Les vapeurs d’alcool ne se sont pas dissipées et elle fume l’énième cigarette de la soirée.
Elle n’entend quasiment plus rien, elle a dansé toute la nuit prés des enceintes.

Le week end est terminé et elle passera la semaine à attendre le prochain.

Elle vit la nuit car l’atsmophère y est différente et hypnotique.
La nuit, un monde d’artifices et de paillettes, mais aussi de mépris et d’hypocrisie.
Elle se façonne une personnalité sous les boules à facettes, diamétralement opposée de ce qu’elle est en réalité.

Elle a 20 ans et elle ne sait pas ce qu’elle pense réellement de la société, du monde en général et puis en fait elle s’en fout.

Elle est entourée d’une multitude d’amis mais pourtant elle est seule parmi tout ce bruit.
Une foule qui se presse autour d’elle, la bouscule, l’opresse, la divertit, la fait rire ou l’ennuie.
Elle se fabrique une vie sociale.
Elle dit apprécier beaucoup mais n’aime pas grand monde.

Son humeur est électrique, instable et elle polarise.
On lui a brisé le cœur alors elle piétine ce qui pourrait la rendre heureuse sans foi ni loi.
Elle dirige mais pourtant choisi la médiocrité masculine.
Auto-sabotage.

Incapable de garder un job, elle se sent comme un lion en cage.

Elle voit ses amis s’élever dans la société , à mille étoiles, mille galaxies de son chemin.
Gagner leur vie, vivre dans de beaux appartements, établir un équilibre et une stabilité.
Elle s’éloigne peu à peu car elle ne sait plus de quoi parler avec eux mis à part de sa précarité.

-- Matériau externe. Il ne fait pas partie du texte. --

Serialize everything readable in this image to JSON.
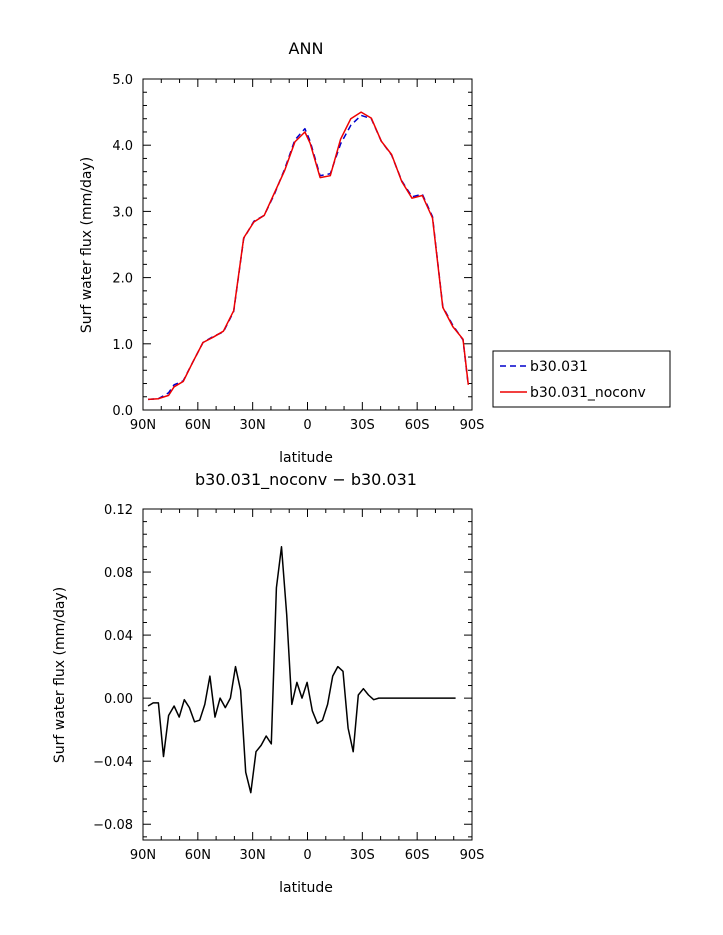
{
  "chart_data": [
    {
      "type": "line",
      "title": "ANN",
      "xlabel": "latitude",
      "ylabel": "Surf water flux (mm/day)",
      "xlim": [
        90,
        -90
      ],
      "ylim": [
        0.0,
        5.0
      ],
      "x_tick_values": [
        90,
        60,
        30,
        0,
        -30,
        -60,
        -90
      ],
      "x_tick_labels": [
        "90N",
        "60N",
        "30N",
        "0",
        "30S",
        "60S",
        "90S"
      ],
      "y_tick_values": [
        0.0,
        1.0,
        2.0,
        3.0,
        4.0,
        5.0
      ],
      "y_tick_labels": [
        "0.0",
        "1.0",
        "2.0",
        "3.0",
        "4.0",
        "5.0"
      ],
      "legend_position": "right, outside",
      "x": [
        87.2,
        81.6,
        76.0,
        73.0,
        68.0,
        62.8,
        57.2,
        51.6,
        46.0,
        40.4,
        34.9,
        29.3,
        23.7,
        18.1,
        12.5,
        6.9,
        1.4,
        -1.4,
        -6.9,
        -12.5,
        -18.1,
        -23.7,
        -29.3,
        -34.9,
        -40.4,
        -46.0,
        -51.6,
        -57.2,
        -62.8,
        -68.4,
        -74.0,
        -79.5,
        -85.1,
        -88.0
      ],
      "series": [
        {
          "name": "b30.031",
          "color": "#0000cc",
          "style": "dashed",
          "values": [
            0.16,
            0.17,
            0.26,
            0.38,
            0.44,
            0.72,
            1.02,
            1.11,
            1.18,
            1.49,
            2.59,
            2.85,
            2.94,
            3.26,
            3.64,
            4.08,
            4.25,
            4.06,
            3.54,
            3.57,
            4.02,
            4.3,
            4.45,
            4.4,
            4.06,
            3.85,
            3.46,
            3.22,
            3.26,
            2.92,
            1.56,
            1.28,
            1.06,
            0.37
          ]
        },
        {
          "name": "b30.031_noconv",
          "color": "#ee0000",
          "style": "solid",
          "values": [
            0.16,
            0.17,
            0.22,
            0.35,
            0.43,
            0.72,
            1.02,
            1.1,
            1.19,
            1.5,
            2.6,
            2.84,
            2.94,
            3.28,
            3.62,
            4.05,
            4.2,
            4.03,
            3.51,
            3.54,
            4.09,
            4.4,
            4.5,
            4.41,
            4.06,
            3.86,
            3.45,
            3.2,
            3.24,
            2.9,
            1.55,
            1.26,
            1.07,
            0.38
          ]
        }
      ]
    },
    {
      "type": "line",
      "title": "b30.031_noconv − b30.031",
      "xlabel": "latitude",
      "ylabel": "Surf water flux (mm/day)",
      "xlim": [
        90,
        -90
      ],
      "ylim": [
        -0.09,
        0.12
      ],
      "x_tick_values": [
        90,
        60,
        30,
        0,
        -30,
        -60,
        -90
      ],
      "x_tick_labels": [
        "90N",
        "60N",
        "30N",
        "0",
        "30S",
        "60S",
        "90S"
      ],
      "y_tick_values": [
        -0.08,
        -0.04,
        0.0,
        0.04,
        0.08,
        0.12
      ],
      "y_tick_labels": [
        "−0.08",
        "−0.04",
        "0.00",
        "0.04",
        "0.08",
        "0.12"
      ],
      "x": [
        87.2,
        84.4,
        81.6,
        78.8,
        76.0,
        73.0,
        70.2,
        67.4,
        64.6,
        61.8,
        59.0,
        56.2,
        53.4,
        50.6,
        47.8,
        45.0,
        42.2,
        39.4,
        36.6,
        33.8,
        31.0,
        28.2,
        25.4,
        22.6,
        19.8,
        17.0,
        14.2,
        11.4,
        8.6,
        5.8,
        3.0,
        0.2,
        -2.6,
        -5.4,
        -8.2,
        -11.0,
        -13.8,
        -16.6,
        -19.4,
        -22.2,
        -25.0,
        -27.8,
        -30.6,
        -33.4,
        -36.2,
        -39.0,
        -41.8,
        -44.6,
        -47.4,
        -50.2,
        -53.0,
        -55.8,
        -58.6,
        -61.4,
        -64.2,
        -67.0,
        -69.8,
        -72.6,
        -75.4,
        -78.2,
        -81.0
      ],
      "series": [
        {
          "color": "#000000",
          "style": "solid",
          "values": [
            -0.005,
            -0.003,
            -0.003,
            -0.037,
            -0.011,
            -0.005,
            -0.012,
            -0.001,
            -0.006,
            -0.015,
            -0.014,
            -0.004,
            0.014,
            -0.012,
            0.0,
            -0.006,
            0.0,
            0.02,
            0.005,
            -0.047,
            -0.06,
            -0.034,
            -0.03,
            -0.024,
            -0.029,
            0.07,
            0.096,
            0.053,
            -0.004,
            0.01,
            0.0,
            0.01,
            -0.008,
            -0.016,
            -0.014,
            -0.004,
            0.014,
            0.02,
            0.017,
            -0.019,
            -0.034,
            0.002,
            0.006,
            0.002,
            -0.001,
            0.0,
            0.0,
            0.0,
            0.0,
            0.0,
            0.0,
            0.0,
            0.0,
            0.0,
            0.0,
            0.0,
            0.0,
            0.0,
            0.0,
            0.0,
            0.0
          ]
        }
      ]
    }
  ]
}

Ils parlent de leurs métiers, de leurs responsabilités , de leurs envies.
Elle a le vertige de sa chute libre sans savoir comment la stopper.
Elle est l’opposé de son discours.

Et tous les weekends son paradis artificiel où elle sait si bien graviter avec ses petits talons aiguilles recommence.
La musique qui pulse sous sa peau, les conversations pseudo intellect alcoolisées avec des gens aussi perdus qu’elle, elle consume sa jeunesse comme ses cigarettes.
Elle parait exubérante mais juste pour mieux camoufler le vide abyssal que son cœur a laissé.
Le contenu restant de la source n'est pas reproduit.